We examined the long-term impact of advanced testis cancer and its curative therapies on emotional states and outlook on life, employment, intimate relationships, and sexual function. The sample consisted of 74 nonseminomatous and seminomatous tumor patients who had completed treatment two to ten years ago. The majority of men felt that surviving the debilitating treatment(s) was both an accomplishment and worthwhile trade-off. Neither the rate of unemployment (7%) nor divorce (10%) was remarkable. The most critical outcome was in the area of sexual functioning. One fourth to one half of the men reported some type of sexual impairment. Multiple regression results indicate that ejaculatory dysfunction, a side effect of the retroperitoneal lymph node dissection, is significantly associated with distress about both infertility and sexual impairment. Men with sexual impairment report more psychological symptoms, strained intimate relationships, and negative changes in other areas of life functioning. These data, while not definitive, suggest that there are delayed effects and that the subgroup of men, who are least likely to disclose these problems to physicians, are at greater risk for the deleterious outcomes.
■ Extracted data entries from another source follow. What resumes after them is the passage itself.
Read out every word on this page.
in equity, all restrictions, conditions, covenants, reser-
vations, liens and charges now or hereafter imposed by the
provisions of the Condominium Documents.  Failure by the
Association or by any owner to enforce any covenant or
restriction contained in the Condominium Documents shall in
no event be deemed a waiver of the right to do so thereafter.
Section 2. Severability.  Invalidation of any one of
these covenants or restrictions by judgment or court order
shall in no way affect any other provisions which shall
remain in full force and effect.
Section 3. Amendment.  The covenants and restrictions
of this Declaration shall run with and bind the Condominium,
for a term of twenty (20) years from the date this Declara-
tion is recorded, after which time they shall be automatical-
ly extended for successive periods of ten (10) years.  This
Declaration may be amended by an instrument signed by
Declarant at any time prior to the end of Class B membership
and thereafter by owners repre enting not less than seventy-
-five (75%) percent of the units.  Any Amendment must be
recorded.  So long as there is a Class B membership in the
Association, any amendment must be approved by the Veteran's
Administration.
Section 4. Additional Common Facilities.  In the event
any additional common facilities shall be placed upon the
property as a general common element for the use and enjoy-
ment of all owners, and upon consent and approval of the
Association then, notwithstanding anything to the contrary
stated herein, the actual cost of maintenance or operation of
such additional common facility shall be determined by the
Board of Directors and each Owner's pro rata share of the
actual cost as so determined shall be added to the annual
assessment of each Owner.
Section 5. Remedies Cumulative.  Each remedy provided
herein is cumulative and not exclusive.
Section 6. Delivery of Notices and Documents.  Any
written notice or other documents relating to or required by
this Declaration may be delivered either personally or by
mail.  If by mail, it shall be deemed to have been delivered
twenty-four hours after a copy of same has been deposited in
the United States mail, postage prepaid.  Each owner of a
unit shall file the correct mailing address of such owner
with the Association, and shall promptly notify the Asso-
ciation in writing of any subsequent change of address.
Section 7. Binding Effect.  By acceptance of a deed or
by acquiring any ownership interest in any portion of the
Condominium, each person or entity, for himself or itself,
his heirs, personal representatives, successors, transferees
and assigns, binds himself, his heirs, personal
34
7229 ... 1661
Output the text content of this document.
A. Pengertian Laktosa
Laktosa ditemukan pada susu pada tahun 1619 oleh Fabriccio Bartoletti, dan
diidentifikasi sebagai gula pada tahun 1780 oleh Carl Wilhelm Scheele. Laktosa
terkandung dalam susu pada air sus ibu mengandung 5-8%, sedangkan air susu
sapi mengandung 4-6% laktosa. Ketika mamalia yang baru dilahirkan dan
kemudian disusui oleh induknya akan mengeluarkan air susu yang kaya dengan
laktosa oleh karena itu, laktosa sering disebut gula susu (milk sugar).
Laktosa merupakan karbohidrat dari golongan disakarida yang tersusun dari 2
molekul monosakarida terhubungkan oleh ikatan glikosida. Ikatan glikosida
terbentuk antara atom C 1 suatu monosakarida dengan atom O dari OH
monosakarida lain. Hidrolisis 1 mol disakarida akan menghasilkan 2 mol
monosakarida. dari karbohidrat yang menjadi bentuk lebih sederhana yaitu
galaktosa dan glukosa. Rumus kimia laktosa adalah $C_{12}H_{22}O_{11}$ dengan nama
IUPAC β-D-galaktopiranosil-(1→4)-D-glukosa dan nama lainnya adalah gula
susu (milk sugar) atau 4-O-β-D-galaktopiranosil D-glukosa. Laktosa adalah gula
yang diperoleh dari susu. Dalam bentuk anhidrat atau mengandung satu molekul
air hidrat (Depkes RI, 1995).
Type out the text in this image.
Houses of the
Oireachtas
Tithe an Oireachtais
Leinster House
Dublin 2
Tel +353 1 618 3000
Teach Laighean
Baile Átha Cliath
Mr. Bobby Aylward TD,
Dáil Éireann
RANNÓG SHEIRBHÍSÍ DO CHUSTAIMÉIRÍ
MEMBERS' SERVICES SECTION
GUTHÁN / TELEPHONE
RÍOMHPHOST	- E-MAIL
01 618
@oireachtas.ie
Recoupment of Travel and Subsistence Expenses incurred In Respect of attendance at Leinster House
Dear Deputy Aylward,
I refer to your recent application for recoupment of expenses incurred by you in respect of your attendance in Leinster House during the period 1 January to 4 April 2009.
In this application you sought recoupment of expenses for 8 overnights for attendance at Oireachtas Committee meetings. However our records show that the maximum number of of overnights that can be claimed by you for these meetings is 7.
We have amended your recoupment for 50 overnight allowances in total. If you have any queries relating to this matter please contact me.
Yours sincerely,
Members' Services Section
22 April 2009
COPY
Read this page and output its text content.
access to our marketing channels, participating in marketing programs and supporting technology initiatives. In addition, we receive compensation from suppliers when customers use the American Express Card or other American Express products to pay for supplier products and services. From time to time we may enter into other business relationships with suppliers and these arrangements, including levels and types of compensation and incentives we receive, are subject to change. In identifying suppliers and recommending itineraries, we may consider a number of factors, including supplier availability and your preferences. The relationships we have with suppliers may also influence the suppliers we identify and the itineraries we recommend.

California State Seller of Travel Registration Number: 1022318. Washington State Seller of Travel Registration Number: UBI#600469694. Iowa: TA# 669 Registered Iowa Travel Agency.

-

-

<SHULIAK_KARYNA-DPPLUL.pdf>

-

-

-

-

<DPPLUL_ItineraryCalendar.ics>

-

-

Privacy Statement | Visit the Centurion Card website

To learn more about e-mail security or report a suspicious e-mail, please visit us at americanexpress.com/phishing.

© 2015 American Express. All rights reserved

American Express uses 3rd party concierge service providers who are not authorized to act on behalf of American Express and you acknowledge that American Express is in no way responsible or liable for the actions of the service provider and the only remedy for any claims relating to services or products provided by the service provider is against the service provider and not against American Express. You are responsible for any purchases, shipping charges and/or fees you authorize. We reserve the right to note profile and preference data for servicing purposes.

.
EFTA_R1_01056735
我们研究了晚期睾丸癌及其治愈性疗法对情绪状态、生活展望、就业、亲密关系和性功能的长期影响。样本包括74名非精原细胞瘤和精原细胞瘤患者,他们在两到十年前完成了治疗。大多数男性认为,从使人虚弱的治疗中存活下来既是一项成就,也是值得的权衡。失业率(7%)和离婚率(10%)都不显著。最关键的结果出现在性功能方面。四分之一到二分之一的男性报告有某种类型的性功能障碍。多元回归结果表明,射精功能障碍作为腹膜后淋巴结清扫术的一种副作用,与不孕和性功能障碍的困扰显著相关。有性功能障碍的男性报告有更多的心理症状、紧张的亲密关系以及生活功能其他方面的负面变化。这些数据虽然不确凿,但表明存在延迟效应,而且最不可能向医生透露这些问题的男性亚组面临有害结果的风险更大。